OK, found the "outside speaker" switch. But, it seems wired backwards. It will turn off the interior stereo, but no way to turn off outside speakers. We have the 210rs.


----------



## russlg (Jul 21, 2008)

Looks like Gilligan strikes again!!


----------



## jdpm (Apr 12, 2007)

They seem to wire the speakers in series instead of the way they should be - in pairs for each zone. We have bedroom, living, and outdoor speakers. In order to get them properly adjusted, you must adjust the balance/fader controls, as well. 
I'd love to rewire, but I don't see it happening. Good luck. Phillip


----------



## Oregon_Camper (Sep 13, 2004)

bummer...looks like you have a project on your hands.


----------



## battalionchief3 (Jun 27, 2006)

Outside speakers????? Gilligan must have forgot to put mine in.


----------



## Family Truckster (Jul 27, 2009)

I used the balance and fade controls and was able to turn the outside speakers off.
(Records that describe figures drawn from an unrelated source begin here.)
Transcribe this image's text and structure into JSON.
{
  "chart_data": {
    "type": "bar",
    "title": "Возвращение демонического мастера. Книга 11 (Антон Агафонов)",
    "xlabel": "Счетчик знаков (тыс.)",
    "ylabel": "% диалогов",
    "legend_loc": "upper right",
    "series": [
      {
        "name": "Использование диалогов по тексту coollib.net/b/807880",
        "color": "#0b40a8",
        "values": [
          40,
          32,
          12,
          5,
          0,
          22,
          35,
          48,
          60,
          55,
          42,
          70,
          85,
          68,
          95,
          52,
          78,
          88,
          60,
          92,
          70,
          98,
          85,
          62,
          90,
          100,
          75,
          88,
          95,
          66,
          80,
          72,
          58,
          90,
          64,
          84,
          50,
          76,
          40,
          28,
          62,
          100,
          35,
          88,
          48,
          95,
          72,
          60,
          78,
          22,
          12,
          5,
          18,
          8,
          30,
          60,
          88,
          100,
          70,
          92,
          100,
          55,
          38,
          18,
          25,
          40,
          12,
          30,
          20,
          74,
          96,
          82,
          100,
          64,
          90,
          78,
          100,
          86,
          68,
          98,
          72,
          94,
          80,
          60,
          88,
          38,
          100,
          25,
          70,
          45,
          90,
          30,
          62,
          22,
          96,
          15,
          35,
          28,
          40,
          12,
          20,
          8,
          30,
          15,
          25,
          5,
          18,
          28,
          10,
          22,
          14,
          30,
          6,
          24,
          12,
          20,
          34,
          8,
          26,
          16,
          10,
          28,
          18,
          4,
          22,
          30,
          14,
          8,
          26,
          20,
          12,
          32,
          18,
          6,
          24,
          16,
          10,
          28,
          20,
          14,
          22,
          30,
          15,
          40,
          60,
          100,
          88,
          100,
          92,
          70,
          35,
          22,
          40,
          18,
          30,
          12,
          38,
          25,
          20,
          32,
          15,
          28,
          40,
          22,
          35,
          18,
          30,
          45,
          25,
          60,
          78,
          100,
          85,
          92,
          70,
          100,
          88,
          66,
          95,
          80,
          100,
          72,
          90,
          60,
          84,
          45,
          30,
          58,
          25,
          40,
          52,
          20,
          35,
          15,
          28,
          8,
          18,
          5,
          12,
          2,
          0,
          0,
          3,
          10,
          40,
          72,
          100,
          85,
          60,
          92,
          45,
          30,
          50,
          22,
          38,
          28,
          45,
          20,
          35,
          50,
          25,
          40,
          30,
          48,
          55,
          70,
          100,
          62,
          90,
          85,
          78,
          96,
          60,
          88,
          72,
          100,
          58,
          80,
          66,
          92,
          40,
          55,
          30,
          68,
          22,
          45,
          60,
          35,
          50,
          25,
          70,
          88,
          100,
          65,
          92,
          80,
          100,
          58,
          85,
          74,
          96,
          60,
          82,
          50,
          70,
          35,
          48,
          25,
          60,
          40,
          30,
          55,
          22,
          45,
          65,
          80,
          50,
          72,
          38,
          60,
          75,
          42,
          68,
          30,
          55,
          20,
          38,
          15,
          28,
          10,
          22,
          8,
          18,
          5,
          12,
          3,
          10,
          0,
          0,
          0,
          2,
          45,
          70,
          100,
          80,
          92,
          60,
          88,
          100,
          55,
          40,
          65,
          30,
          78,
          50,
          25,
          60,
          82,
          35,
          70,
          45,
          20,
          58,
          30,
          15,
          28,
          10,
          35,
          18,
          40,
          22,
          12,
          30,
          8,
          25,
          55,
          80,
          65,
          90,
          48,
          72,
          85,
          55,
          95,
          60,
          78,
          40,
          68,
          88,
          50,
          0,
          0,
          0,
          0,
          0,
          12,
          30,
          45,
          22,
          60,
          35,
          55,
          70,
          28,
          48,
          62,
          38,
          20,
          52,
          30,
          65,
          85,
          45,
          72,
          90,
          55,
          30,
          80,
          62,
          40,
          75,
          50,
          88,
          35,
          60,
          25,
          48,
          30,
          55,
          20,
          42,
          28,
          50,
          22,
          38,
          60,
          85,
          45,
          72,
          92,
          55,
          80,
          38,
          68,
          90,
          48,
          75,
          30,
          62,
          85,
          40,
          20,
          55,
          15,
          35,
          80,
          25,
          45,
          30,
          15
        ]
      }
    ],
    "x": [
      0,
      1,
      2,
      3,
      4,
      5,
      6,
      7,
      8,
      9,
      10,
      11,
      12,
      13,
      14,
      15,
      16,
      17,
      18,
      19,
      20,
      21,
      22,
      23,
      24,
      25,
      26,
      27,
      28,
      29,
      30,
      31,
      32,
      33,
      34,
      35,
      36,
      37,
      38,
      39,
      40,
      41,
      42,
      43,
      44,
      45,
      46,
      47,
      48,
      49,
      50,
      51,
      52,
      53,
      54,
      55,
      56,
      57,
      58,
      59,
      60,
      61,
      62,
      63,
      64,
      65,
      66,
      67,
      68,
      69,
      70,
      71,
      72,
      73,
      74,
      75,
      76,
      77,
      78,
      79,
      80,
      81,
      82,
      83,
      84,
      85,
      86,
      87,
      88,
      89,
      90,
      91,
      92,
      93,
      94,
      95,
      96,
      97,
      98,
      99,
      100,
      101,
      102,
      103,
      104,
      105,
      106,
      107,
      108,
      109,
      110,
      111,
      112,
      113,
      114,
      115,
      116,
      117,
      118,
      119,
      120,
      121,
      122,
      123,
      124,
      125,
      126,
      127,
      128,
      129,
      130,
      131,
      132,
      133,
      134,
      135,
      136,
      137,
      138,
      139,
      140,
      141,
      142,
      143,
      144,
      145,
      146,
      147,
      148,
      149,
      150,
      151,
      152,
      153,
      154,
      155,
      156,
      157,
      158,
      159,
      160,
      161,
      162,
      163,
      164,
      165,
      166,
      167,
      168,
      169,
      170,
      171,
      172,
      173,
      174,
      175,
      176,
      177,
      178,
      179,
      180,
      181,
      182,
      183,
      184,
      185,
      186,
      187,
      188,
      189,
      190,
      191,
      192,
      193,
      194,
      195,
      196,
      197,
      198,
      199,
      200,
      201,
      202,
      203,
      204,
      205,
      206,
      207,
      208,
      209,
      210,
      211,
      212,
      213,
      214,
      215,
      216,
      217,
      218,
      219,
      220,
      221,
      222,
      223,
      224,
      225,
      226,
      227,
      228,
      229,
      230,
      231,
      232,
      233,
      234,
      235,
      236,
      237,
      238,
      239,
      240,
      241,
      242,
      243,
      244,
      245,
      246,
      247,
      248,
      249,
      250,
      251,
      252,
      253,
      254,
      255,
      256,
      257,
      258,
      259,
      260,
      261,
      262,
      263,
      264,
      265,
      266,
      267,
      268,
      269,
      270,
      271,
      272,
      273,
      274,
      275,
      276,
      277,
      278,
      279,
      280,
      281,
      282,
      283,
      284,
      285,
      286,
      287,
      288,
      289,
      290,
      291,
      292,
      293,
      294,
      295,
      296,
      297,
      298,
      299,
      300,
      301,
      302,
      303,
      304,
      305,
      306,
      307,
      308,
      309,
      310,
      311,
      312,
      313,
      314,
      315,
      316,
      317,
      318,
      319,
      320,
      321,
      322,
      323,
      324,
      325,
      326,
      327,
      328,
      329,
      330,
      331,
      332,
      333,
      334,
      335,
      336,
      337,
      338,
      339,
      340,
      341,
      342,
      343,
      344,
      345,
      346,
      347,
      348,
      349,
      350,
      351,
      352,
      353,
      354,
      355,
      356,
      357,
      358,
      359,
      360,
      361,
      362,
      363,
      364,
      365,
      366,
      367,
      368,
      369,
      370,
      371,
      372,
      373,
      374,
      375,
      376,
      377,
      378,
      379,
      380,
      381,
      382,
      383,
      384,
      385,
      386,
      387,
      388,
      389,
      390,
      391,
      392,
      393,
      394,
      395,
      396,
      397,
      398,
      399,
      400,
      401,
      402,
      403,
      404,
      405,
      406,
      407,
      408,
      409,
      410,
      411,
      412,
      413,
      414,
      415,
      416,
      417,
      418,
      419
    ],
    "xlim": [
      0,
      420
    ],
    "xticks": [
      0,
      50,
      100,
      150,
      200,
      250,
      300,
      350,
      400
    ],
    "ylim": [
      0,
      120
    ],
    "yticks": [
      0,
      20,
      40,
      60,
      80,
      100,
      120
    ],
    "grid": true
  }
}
Good luck.


----------



## Dave_CDN (Sep 13, 2007)

Our 210 is a 2010 model, and there is an black pivot On/Off switch on the side of the case that holds the head unit.


----------



## Up State NY Camper (Apr 7, 2010)

PCMODad said:


> On ours, we have buttons marked "A", "B", and "C" on the stereo. "A" is for the bedroom, "B" is for the living room, and "C" is for the outdoor speakers. Each time I hook the battery up, I have to remember to turn off the "C" speakers so our neighbors don't have to listen to my 80s music.


LOL!! I'm stuck in the 80's too!


----------